La preuve, pendant qu’el-Menfi tente de trouver une solution intra-libyenne à la crise politique, son député pour la Tripolitaine Abdullah al-Lafi, lui, a demandé de l’aide à… l’Union européenne (UE). En effet, al-Lafi a reçu l’ambassadeur de l’UE en Libye, José Sabadell, afin de lui demander « l’aide technique » pour mettre en œuvre le projet de réconciliation nationale. Al-Lafi a également rencontré Aguila Salah et Khaled al-Michri pendant le weekend.

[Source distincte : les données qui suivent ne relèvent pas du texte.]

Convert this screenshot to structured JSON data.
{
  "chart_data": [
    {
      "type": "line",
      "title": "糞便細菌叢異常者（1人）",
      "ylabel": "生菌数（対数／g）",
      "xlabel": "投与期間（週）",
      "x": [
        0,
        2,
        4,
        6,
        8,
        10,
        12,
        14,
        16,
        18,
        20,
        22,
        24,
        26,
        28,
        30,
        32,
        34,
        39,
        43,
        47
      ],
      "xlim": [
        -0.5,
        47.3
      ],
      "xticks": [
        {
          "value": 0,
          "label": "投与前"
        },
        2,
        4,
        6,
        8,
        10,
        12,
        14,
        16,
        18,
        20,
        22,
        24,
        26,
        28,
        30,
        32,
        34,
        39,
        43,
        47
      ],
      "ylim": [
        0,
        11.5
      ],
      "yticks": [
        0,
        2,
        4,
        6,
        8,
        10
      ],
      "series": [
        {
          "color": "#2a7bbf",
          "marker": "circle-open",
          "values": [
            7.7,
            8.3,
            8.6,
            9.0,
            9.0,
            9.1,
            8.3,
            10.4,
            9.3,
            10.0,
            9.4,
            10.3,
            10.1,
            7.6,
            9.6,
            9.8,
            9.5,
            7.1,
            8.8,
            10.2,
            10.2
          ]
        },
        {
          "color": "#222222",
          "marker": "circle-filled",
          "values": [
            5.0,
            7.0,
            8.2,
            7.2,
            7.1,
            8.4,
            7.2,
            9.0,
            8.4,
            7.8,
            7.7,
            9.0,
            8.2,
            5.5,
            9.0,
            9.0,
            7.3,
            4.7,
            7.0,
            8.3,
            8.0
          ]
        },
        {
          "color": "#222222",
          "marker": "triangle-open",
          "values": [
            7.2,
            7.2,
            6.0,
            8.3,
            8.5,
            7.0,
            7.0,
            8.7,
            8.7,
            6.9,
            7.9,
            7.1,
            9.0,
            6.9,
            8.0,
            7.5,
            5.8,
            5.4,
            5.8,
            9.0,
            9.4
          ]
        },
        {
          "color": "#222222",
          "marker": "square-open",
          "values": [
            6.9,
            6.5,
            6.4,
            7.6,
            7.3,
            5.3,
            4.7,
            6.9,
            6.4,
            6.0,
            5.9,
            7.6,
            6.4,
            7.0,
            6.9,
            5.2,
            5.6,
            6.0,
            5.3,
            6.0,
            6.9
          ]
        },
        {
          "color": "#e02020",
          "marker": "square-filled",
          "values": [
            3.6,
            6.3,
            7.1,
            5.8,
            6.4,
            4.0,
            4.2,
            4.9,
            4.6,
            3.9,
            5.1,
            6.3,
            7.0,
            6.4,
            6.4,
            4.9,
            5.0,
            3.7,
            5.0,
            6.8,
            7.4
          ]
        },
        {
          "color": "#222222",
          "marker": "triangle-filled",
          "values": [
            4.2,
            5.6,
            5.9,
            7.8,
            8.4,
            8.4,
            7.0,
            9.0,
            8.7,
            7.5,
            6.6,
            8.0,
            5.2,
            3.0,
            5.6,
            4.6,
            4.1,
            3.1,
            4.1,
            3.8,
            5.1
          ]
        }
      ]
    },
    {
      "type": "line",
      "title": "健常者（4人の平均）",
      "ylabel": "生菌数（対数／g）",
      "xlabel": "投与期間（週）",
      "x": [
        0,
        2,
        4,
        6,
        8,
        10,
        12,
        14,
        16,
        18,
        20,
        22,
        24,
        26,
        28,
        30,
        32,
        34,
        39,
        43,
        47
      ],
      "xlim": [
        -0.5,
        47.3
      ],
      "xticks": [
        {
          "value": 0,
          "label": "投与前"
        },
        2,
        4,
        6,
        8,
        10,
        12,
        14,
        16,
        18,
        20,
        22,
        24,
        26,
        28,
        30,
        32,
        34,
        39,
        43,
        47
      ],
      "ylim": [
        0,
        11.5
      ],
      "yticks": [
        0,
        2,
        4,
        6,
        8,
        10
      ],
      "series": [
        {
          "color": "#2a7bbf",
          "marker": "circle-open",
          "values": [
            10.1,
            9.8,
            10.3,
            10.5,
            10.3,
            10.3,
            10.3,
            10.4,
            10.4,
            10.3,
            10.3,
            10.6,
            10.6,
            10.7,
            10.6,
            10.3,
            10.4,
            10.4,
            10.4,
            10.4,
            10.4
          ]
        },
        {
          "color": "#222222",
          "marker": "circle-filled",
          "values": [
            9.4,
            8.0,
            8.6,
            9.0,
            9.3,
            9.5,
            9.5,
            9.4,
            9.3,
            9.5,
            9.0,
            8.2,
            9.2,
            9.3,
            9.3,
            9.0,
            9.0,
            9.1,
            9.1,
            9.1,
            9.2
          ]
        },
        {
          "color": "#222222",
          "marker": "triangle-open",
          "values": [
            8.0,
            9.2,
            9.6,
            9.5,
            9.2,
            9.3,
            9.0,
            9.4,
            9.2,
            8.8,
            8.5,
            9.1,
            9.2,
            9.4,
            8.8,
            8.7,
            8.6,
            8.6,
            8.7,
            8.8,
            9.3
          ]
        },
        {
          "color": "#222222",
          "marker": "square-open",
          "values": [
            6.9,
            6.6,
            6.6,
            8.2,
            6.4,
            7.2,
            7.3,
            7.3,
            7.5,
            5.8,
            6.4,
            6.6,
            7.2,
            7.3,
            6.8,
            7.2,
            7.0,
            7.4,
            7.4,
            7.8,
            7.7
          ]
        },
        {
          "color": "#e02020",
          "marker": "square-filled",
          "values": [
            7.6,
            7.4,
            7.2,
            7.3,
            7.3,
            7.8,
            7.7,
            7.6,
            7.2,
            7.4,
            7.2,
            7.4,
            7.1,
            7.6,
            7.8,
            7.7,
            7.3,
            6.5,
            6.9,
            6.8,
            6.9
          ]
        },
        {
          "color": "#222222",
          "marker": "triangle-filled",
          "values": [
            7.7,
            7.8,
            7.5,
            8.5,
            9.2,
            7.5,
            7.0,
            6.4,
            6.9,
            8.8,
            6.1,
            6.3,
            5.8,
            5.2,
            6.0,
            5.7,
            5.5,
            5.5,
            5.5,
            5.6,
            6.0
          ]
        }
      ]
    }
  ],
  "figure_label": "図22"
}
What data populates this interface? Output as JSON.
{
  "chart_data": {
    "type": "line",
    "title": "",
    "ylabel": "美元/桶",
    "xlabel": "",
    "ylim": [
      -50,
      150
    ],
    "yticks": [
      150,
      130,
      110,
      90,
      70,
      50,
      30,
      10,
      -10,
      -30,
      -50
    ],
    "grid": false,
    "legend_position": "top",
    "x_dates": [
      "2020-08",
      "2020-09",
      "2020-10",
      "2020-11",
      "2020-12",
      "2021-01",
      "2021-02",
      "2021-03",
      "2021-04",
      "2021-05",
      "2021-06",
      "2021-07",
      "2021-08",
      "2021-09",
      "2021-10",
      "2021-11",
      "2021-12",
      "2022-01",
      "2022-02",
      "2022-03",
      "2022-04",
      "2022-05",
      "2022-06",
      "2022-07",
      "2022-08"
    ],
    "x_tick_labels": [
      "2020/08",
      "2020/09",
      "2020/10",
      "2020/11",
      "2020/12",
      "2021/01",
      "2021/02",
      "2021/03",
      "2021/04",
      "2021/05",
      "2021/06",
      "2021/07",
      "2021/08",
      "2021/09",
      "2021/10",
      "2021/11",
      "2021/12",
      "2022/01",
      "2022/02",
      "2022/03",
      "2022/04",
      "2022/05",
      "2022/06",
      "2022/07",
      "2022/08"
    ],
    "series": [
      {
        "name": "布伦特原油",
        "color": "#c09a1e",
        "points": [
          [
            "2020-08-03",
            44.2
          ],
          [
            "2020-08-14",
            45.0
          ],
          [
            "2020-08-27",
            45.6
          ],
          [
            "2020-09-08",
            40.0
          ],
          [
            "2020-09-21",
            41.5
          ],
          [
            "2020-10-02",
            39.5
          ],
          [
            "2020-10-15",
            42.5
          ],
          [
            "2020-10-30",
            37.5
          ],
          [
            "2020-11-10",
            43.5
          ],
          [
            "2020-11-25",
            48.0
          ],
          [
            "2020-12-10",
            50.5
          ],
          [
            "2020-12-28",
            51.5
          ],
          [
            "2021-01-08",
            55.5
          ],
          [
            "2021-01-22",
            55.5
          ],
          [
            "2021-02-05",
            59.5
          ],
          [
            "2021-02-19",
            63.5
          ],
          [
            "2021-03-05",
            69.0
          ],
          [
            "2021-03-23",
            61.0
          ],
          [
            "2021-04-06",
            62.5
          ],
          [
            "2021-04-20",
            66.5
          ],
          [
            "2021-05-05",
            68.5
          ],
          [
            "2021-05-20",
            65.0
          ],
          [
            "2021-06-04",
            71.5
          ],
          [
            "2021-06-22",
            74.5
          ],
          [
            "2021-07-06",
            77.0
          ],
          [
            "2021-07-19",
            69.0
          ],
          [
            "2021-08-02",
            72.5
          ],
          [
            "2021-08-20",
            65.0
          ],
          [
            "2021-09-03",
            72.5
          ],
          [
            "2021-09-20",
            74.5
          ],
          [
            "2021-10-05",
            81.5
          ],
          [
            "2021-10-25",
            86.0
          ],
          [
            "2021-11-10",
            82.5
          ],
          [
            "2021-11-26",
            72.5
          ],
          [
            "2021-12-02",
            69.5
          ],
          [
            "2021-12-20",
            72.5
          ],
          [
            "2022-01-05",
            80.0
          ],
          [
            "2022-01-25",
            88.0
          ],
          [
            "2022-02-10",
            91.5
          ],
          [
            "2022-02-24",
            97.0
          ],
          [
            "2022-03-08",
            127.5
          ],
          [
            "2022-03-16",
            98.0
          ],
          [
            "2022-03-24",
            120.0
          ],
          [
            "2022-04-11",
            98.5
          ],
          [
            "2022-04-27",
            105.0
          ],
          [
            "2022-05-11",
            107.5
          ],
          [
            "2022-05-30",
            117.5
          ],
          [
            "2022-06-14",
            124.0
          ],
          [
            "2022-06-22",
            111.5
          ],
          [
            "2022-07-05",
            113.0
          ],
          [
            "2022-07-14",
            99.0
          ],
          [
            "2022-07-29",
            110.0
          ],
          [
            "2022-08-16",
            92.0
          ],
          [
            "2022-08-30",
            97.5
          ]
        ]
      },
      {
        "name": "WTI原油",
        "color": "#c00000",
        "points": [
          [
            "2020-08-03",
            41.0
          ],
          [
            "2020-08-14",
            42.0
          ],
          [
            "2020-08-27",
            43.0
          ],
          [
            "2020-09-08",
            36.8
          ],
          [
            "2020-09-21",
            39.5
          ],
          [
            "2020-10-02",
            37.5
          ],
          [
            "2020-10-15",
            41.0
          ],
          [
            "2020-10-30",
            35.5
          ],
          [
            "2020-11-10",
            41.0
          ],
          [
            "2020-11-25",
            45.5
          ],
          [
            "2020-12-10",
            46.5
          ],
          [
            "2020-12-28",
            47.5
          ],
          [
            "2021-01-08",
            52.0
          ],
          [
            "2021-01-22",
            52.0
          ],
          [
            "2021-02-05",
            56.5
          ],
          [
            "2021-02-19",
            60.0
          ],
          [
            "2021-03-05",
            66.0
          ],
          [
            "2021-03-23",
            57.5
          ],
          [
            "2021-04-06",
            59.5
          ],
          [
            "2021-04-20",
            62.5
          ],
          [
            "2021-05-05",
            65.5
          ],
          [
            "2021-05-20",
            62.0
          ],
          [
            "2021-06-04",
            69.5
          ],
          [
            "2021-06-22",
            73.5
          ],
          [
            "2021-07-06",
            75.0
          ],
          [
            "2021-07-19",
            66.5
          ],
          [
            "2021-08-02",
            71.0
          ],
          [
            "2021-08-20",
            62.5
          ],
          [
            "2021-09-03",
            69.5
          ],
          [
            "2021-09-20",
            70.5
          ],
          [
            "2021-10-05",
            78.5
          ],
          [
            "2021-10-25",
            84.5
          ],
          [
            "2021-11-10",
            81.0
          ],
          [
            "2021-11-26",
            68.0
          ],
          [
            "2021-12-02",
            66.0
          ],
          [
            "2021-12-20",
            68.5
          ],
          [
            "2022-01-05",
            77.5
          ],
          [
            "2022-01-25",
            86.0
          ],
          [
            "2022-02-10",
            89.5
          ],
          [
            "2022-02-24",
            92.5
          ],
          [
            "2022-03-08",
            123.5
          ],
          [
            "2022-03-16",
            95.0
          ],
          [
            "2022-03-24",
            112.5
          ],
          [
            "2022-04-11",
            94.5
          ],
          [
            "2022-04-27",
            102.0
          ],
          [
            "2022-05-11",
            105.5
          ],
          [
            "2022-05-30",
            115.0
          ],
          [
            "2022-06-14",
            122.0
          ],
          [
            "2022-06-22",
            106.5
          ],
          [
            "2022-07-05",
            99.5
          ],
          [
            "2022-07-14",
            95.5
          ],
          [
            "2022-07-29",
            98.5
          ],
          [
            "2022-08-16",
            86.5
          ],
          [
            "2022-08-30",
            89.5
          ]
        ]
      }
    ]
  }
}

Côté africain, le ministre congolais des Affaires étrangères Jean-Claude Gakosso a été reçu, ce lundi par le Premier ministre Dbeibah, puis par son homologue libyenne Najla Mangoush à Tripoli. La diplomate a salué « le rôle massif » de l’Union africaine dans la réconciliation en Libye. On se demanderait presque ce dont Mangoush parle exactement.